Редакторы других газет Заблукаева откровенно ненавидели. Он не просто отнимал у них читателей — он объявлял их речь вне закона. Их язык, на котором они разговаривали с малолетства, на котором говорили их родители, на котором издавались их газеты, был, как оказывается, лжеязыком, дурным порождением неграмотного плебса. Они, редакторы, оказывается, не владеют языком, а поклоняются ему, как идолу. Их язык, оказывается, есть инструмент порабощения общества, который тиранит похуже самого лютого тирана-человека, потому что обитает в головах. По Заблукаеву получалось, что им нет прощения, потому что они во многом и есть виновники умственной деградации, злые преступные потворщики, из корысти разлагающие чистое тело правильной речи. И ничуть не ошибались редакторы, прозвав в ответ Заблукаева «проштрафившимся логопедиком». Он и сознавал себя логопедом — но только настоящим, не таким, как те, что служили на родине.
Тогда ему и приснился этот сон.
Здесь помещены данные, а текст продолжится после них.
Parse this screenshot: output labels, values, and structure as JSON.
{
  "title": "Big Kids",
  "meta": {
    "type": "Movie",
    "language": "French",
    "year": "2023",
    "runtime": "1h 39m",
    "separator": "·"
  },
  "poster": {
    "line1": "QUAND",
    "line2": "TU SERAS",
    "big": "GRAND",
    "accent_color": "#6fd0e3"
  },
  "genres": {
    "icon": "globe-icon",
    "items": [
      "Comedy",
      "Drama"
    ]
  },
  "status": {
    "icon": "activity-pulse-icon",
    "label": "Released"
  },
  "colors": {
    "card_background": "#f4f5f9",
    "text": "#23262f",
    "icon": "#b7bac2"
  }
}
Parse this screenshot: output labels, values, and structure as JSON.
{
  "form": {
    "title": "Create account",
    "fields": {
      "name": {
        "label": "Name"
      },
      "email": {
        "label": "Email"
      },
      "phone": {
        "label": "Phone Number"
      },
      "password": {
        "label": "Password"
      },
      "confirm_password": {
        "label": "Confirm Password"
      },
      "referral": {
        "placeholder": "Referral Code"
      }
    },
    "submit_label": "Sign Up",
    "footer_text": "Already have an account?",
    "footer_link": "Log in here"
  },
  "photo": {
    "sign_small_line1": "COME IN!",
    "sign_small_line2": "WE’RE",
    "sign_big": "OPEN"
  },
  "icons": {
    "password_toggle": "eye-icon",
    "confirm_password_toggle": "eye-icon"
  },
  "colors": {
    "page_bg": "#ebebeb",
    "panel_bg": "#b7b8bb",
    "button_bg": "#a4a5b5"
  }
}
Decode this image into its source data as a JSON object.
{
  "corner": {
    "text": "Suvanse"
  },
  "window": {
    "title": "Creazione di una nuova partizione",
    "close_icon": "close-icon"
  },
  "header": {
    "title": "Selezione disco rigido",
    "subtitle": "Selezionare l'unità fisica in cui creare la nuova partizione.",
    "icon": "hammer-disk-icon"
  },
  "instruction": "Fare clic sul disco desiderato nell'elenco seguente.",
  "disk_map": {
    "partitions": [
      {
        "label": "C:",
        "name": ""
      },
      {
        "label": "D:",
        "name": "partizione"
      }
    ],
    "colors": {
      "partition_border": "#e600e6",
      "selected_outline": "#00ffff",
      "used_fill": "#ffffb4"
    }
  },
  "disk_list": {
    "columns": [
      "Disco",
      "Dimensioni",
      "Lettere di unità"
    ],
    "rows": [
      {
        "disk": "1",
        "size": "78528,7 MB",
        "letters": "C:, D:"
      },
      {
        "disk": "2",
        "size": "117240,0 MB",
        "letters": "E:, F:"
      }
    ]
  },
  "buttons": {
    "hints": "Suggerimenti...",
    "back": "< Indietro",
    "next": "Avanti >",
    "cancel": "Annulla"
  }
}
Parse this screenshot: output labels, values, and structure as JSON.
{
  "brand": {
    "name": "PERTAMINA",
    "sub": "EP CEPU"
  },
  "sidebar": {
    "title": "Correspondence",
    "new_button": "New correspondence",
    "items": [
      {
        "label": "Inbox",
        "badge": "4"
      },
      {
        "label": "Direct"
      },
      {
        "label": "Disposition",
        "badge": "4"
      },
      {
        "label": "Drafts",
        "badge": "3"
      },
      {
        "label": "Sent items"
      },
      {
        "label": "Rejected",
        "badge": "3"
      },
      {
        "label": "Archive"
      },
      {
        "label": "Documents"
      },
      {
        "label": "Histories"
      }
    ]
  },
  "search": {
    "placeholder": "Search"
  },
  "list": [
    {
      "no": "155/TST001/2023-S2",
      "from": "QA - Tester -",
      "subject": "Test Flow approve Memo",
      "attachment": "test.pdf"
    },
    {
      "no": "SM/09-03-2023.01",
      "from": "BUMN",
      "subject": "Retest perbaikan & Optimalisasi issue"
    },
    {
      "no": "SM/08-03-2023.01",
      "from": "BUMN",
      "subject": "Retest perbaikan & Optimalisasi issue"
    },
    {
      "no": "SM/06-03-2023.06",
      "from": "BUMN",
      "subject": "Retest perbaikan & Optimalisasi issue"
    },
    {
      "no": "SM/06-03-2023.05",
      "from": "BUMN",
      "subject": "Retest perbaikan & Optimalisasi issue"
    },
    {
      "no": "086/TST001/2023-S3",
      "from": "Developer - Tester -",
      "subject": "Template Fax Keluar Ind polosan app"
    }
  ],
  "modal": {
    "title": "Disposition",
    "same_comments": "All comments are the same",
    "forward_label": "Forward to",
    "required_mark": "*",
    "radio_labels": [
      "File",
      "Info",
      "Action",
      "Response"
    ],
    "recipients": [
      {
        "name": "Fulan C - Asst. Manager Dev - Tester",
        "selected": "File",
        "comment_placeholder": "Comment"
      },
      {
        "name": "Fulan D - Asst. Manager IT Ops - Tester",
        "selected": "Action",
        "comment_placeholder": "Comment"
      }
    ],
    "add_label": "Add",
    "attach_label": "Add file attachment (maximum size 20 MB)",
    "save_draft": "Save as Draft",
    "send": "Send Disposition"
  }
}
К тому времени он жил в Европе уже два года. У него появилась большая квартира, машина, невеликий, но преданный ему штат. У него была газета — его личная трибуна. И тогда к нему пришел сон. Заблукаев стоял на одном из тех холмов, что послужили когда-то основанием европейскому городу, в который занесла его судьба. Он видел далеко перед собой какую-то равнину. Никаких других подробностей было не разглядеть, но Заблукаев знал, что равнина — страна, которую он покинул. На равнине паслось какое-то животное. Оно было, судя по всему, огромным, потому что даже на таком расстоянии выглядело большим. Голова его была опущена, словно животное щипало траву. Да только Заблукаев знал, что трава не растет на той равнине. Он пытался рассмотреть животное, приложив руку козырьком ко лбу, но ничего разглядеть не удалось. И вдруг рядом появился Юбин. Заблукаев так обрадовался его появлению, что бросился к нему обниматься. Однако Юбин был непривычно строг. Отстранив радостного Заблукаева, он тоже пристально вгляделся вдаль и спросил:
— Ну, что, видишь теперь?
— Ничего не вижу, Фрол Иванович, — признался Заблукаев.
Юбин покачал головой.
— Эх, Левка, Левка… Помнишь мои слова-то? Вот теперь и мерекай.
— Да какие слова-то, Фрол Иванович? — удивлялся Заблукаев.
— Экое дубье ты, Левка! — наругался на него Юбин. — Видишь Его? Вон Он!
Заблукаев посмотрел, куда указывал Юбин, но ничего, кроме огромной равнины на горизонте, не узрел.